Reginald Stuart | 10/25/2018, 6 a.m.
Abigail Spanberger had some tough personal choices to make this spring. Telling her three daughters that she had once worked ...
Abigail Spanberger

Abigail Spanberger had some tough personal choices to make this spring.

Telling her three daughters that she had once worked for the CIA was one — a tough one, she said.

Getting it out publicly ahead of people who wanted to cast the job as a negative was something she had to do in getting her family’s blessing for seeking another job — being a member of the U.S. House of Representatives.

For sure, bits and pieces of Ms. Spanberger’s history have leaked out since the 39-year-old Democrat announced her decision to run for Congress against incumbent GOP Rep. Dave Brat, an economics professor who left academia in 2014 after unseating House Majority Leader Eric Cantor in a shocking GOP primary.

Ms. Spanberger, who attended public schools in Henrico County and now lives in Glen Allen, went on to earn a bachelor’s from the University of Virginia and an MBA from Purdue University. Afterward, she became a federal employee, working first as a U.S. Postal Service inspector investigating money laundering and drug trafficking, then going to work for the CIA on assignments under Presidents Bush and Obama.

With several years of intelligence work behind her, Ms. Spanberger said she’s ready to give back to the country that has given her so much. Casting herself as a moderate liberal, she is considered by political analysts to be among the “blue wave” trying to halt President Trump’s relentless campaign to reverse decades of American effort at home and abroad.

Political pollsters say the contest is a toss-up, with voters seeming endlessly split as the contest races toward Election Day on Nov. 6.

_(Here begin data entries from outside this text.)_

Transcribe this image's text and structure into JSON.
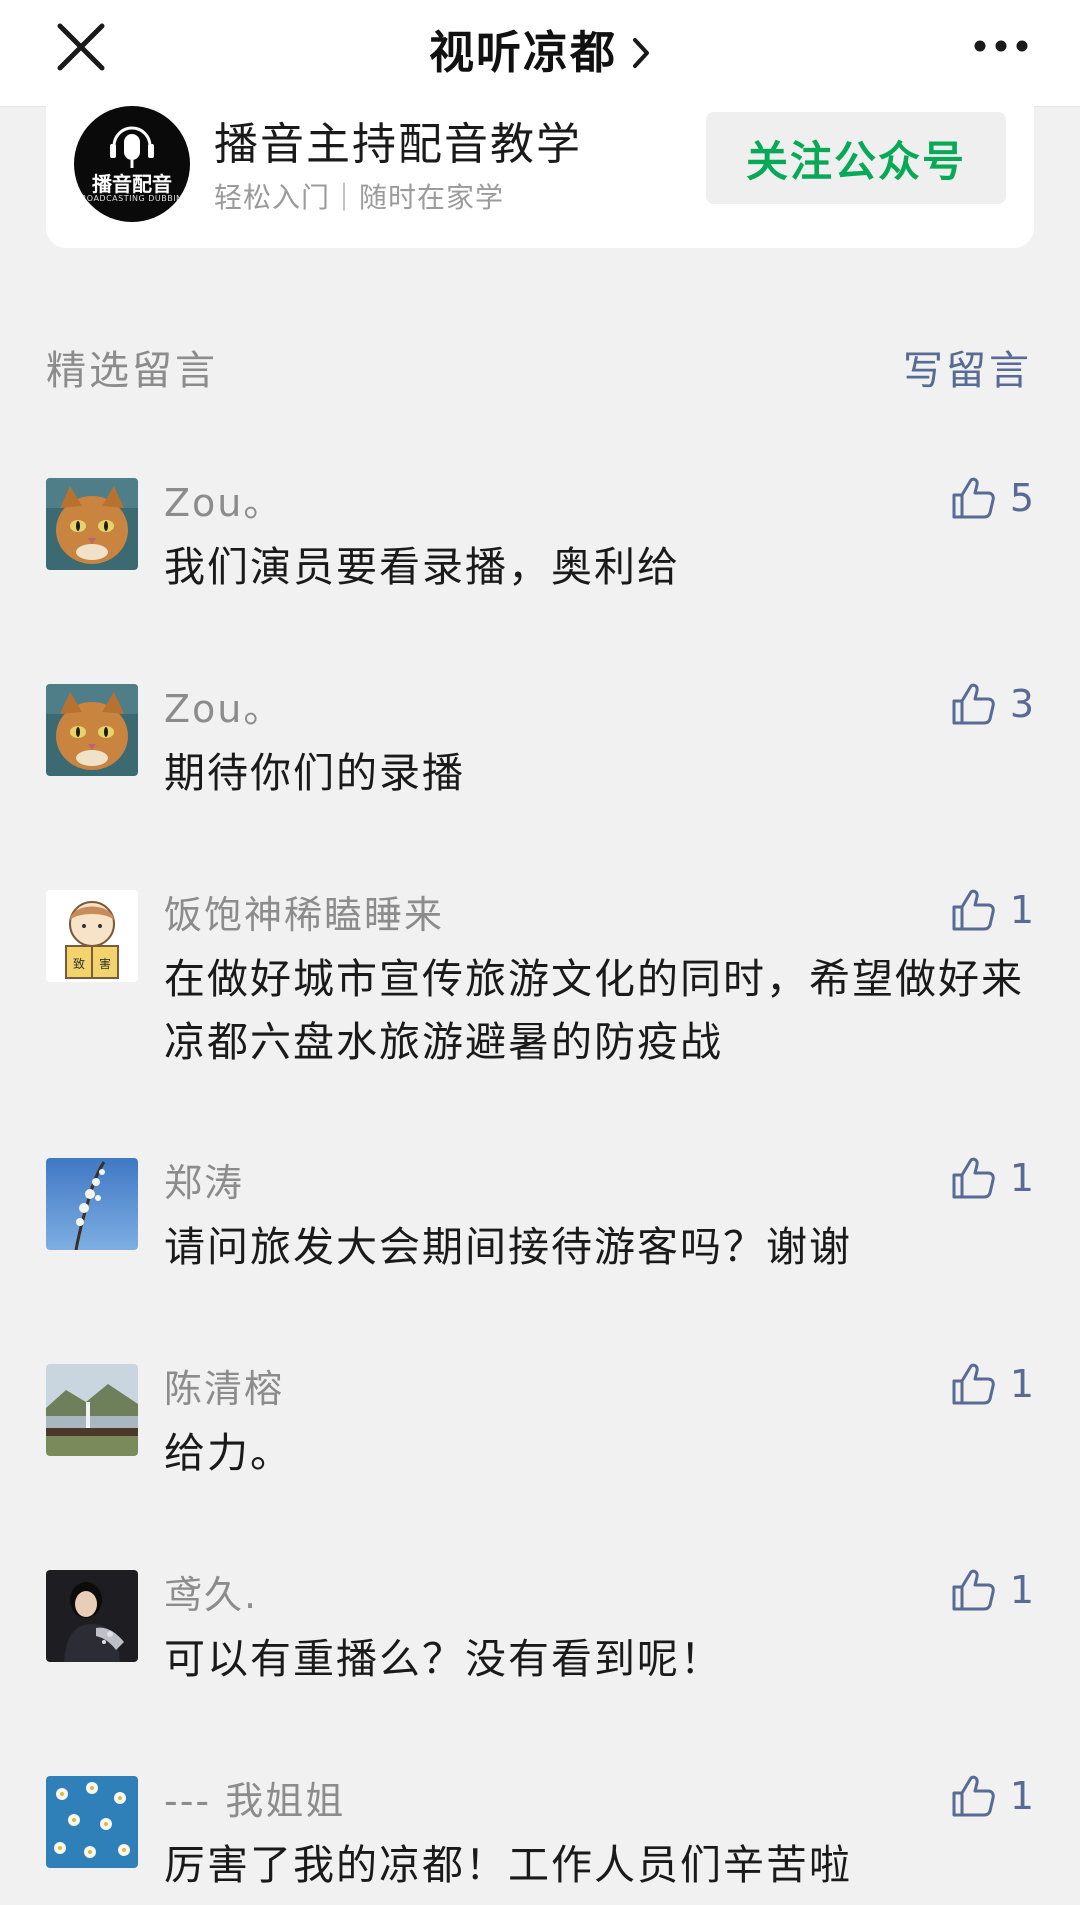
{
  "nav": {
    "title": "视听凉都",
    "close_icon": "close-icon",
    "more_icon": "more-icon"
  },
  "account": {
    "name": "播音主持配音教学",
    "description": "轻松入门｜随时在家学",
    "avatar_brand": "播音配音",
    "avatar_brand_sub": "BROADCASTING DUBBING",
    "follow_label": "关注公众号"
  },
  "comments_section": {
    "title": "精选留言",
    "write_label": "写留言"
  },
  "comments": [
    {
      "nickname": "Zou。",
      "content": "我们演员要看录播，奥利给",
      "likes": "5",
      "avatar": "orange-cat-avatar"
    },
    {
      "nickname": "Zou。",
      "content": "期待你们的录播",
      "likes": "3",
      "avatar": "orange-cat-avatar"
    },
    {
      "nickname": "饭饱神稀瞌睡来",
      "content": "在做好城市宣传旅游文化的同时，希望做好来凉都六盘水旅游避暑的防疫战",
      "likes": "1",
      "avatar": "cartoon-reader-avatar"
    },
    {
      "nickname": "郑涛",
      "content": "请问旅发大会期间接待游客吗？谢谢",
      "likes": "1",
      "avatar": "blossom-sky-avatar"
    },
    {
      "nickname": "陈清榕",
      "content": "给力。",
      "likes": "1",
      "avatar": "landscape-avatar"
    },
    {
      "nickname": "鸢久.",
      "content": "可以有重播么？没有看到呢！",
      "likes": "1",
      "avatar": "performer-avatar"
    },
    {
      "nickname": "--- 我姐姐",
      "content": "厉害了我的凉都！工作人员们辛苦啦",
      "likes": "1",
      "avatar": "daisies-avatar"
    }
  ],
  "colors": {
    "background": "#f1f1f1",
    "link_blue": "#576b95",
    "follow_green": "#07a957",
    "muted_gray": "#8c8c8c"
  }
}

Ms. Spanberger, one of two former CIA employees running for Congress this fall (the other is a woman Democrat in Michigan), has aggressively campaigned around the largely middle class 7th District, one that is a rich mix of Richmond suburbs with portions of Henrico and Chesterfield counties and stretching north to Spotsylvania and west to Louisa, Orange and Culpeper counties.

In making her debut for political office, Ms. Spanberger has refused to take money from corporate political PACs, yet has raised more than $3 million for her campaign and gotten influential endorsements from former President Obama and Vice President Joe Biden, among others.

She also has been endorsed by a number of national issue groups, including Emily’s List, the Brady Campaign to Prevent Gun Violence and CASA in Action.

In the single face-to-face debate between Ms. Spanberger and Rep. Brat, Ms. Spanberger made it clear that she is not running for office to emulate House Minority Leader Nancy Pelosi of California, although they share many similar views on social issues.

“This contest is interesting because you have a first-time female candidate, it’s in a Republican district that is increasingly competitive and it’s the type of suburban district Democrats are trying to flip,” said Emory University political scientist Dr. Andra Gillespie.

She notes the district is approximately 17 percent African-American and has an annual median family income of more than $60,000.